A Sociedade Brasileira de Medicina Nuclear e Imagem Molecular (SBMN) recebeu o ofício por meio do qual a Autoridade Nacional de Segurança Nuclear (ANSN) notifica o Instituto de Pesquisas Energéticas e Nucleares (IPEN) acerca de exigências relacionadas ao processo de licenciamento da instalação de radiofarmácia da instituição. O documento estabelece prazo até o próximo 18 de junho para a apresentação de respostas e medidas voltadas ao atendimento dos requisitos regulatórios apontados pelo órgão fiscalizador.
Entre as determinações da ANSN estão a elaboração de um plano de ação para aprimoramento da cultura de segurança, a atualização do Plano de Gerência de Rejeitos Radioativos, o detalhamento de procedimentos operacionais relacionados ao gerenciamento desses materiais e a demonstração de adequações em fluxos e processos internos da instalação. O ofício solicita, ainda, comprovações documentais e fotográficas referentes às condições de armazenamento, movimentação e destinação de rejeitos radioativos, em conformidade com as normas vigentes.
A notificação informa que o não atendimento, ou o atendimento considerado insuficiente às exigências estabelecidas, poderá resultar na aplicação de medida regulatória que limita a capacidade operacional da instalação a 85% da capacidade atualmente autorizada para produção dos radionuclídeos (elementos radioativos utilizados na fabricação de radiofármacos para diagnóstico e tratamento) constantes no licenciamento em vigor, até que todas as pendências sejam integralmente solucionadas.
A SBMN reconhece a relevância institucional da ANSN na supervisão da segurança nuclear e radiológica no país, bem como a importância do IPEN para a produção de radiofármacos utilizados em exames e tratamentos de Medicina Nuclear. A atuação dessas instituições contribui para a manutenção dos padrões de qualidade, segurança e confiabilidade que orientam as atividades do setor.

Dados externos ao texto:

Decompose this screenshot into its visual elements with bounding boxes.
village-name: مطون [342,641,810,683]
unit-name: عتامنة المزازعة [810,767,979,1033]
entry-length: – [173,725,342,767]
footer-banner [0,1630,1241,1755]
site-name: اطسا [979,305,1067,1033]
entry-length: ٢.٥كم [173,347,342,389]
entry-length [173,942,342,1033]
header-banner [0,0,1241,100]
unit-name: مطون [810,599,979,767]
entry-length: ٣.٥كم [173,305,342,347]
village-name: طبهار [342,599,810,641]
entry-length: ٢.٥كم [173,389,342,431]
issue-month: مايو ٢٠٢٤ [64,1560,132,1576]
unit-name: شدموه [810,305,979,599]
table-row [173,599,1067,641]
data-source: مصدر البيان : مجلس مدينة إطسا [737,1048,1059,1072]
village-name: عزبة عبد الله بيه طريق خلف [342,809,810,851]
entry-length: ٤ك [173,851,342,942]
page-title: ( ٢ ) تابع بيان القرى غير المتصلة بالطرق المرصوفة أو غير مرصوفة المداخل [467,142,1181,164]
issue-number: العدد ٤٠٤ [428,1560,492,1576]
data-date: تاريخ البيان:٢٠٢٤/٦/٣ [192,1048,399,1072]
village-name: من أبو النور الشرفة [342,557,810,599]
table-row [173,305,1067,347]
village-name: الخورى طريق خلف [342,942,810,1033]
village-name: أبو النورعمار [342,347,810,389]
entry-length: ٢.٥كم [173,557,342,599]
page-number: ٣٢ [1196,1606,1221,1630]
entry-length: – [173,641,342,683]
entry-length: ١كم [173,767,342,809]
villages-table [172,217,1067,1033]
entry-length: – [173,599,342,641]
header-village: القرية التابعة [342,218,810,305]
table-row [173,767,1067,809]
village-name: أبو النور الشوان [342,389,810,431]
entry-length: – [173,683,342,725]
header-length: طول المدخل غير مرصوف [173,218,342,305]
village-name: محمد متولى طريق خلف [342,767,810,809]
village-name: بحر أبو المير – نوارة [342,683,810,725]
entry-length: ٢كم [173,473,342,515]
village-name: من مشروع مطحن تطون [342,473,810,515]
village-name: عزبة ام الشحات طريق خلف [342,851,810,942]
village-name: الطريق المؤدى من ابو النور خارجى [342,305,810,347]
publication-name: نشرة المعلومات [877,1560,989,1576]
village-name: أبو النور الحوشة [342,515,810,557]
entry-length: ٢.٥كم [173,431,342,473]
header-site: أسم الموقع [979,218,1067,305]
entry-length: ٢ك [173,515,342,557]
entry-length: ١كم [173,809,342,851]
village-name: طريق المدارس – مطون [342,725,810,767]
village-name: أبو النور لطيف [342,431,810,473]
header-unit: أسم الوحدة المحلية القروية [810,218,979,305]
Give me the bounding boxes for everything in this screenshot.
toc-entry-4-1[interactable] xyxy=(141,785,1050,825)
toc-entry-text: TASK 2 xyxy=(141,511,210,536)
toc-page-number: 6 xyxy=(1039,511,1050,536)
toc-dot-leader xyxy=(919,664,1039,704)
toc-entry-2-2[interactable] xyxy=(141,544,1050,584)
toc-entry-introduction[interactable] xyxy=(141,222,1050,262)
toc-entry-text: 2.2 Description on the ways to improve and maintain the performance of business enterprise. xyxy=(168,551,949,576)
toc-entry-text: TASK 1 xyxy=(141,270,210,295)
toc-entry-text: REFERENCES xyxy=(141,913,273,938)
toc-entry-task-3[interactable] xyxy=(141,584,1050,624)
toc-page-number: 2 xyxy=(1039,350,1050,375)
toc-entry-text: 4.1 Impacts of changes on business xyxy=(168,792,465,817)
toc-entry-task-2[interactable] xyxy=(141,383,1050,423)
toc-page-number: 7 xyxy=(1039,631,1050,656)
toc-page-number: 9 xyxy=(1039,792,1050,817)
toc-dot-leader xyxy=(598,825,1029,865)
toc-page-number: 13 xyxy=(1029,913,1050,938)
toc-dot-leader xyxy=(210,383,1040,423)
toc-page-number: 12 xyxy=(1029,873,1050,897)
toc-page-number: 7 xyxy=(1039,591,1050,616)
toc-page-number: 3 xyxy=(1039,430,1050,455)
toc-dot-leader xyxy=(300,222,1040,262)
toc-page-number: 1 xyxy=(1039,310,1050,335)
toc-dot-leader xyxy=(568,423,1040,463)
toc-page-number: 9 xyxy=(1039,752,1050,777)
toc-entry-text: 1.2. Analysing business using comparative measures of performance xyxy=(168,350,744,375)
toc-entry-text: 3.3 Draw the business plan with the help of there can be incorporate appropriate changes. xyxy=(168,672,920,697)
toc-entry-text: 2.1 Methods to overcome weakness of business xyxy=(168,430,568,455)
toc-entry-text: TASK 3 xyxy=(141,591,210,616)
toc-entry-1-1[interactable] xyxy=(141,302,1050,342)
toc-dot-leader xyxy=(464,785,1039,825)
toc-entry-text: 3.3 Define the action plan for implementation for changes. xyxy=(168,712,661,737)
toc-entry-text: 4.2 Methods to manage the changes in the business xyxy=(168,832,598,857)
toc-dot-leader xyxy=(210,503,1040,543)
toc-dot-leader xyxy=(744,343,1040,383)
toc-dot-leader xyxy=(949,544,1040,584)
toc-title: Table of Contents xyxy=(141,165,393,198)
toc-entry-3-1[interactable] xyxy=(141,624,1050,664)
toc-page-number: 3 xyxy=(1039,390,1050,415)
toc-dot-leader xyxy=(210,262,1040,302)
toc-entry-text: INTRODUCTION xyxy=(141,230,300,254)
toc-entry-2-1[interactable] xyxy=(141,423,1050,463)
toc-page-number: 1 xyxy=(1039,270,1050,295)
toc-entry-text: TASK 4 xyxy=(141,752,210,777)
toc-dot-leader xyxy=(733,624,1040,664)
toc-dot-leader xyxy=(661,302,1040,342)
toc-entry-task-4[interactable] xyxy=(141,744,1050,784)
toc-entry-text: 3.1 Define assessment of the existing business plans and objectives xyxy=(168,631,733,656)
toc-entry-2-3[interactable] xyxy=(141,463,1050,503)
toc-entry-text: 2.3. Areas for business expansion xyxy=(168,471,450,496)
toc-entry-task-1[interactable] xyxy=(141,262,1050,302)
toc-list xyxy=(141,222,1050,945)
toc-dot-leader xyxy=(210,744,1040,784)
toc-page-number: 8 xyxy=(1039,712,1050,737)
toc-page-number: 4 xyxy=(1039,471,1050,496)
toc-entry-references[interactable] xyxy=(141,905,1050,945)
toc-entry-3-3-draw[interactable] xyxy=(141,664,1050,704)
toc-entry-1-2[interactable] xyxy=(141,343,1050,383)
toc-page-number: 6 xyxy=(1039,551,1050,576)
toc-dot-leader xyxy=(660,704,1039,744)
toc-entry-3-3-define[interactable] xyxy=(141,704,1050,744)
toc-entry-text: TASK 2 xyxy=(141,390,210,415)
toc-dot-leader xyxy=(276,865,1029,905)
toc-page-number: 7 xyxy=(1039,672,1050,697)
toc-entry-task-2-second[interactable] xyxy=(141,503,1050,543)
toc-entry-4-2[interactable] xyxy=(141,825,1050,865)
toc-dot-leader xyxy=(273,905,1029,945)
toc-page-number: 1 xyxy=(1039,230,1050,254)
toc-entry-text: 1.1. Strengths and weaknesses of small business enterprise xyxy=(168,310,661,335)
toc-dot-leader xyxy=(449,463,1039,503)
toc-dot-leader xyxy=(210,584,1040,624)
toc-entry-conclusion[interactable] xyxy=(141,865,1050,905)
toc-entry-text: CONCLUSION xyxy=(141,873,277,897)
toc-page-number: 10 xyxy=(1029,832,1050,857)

Ao mesmo tempo, a Sociedade observa que as medidas previstas no ofício possuem potencial de repercussão sobre a cadeia de fornecimento de radiofármacos, caso venham a resultar em restrições à capacidade produtiva da instalação. Considerando a importância dos insumos para a realização de exames diagnósticos e terapias em diversas especialidades médicas, eventuais impactos operacionais podem refletir diretamente na rotina dos serviços de Medicina Nuclear e no acesso dos pacientes aos procedimentos indicados.
Nesse contexto, a SBMN seguirá acompanhando os desdobramentos do processo. A implementação célere e efetiva das adequações regulatórias é compatível com a manutenção dos requisitos de segurança estabelecidos pela ANSN e da continuidade do fornecimento de radiofármacos destinados à assistência da população brasileira.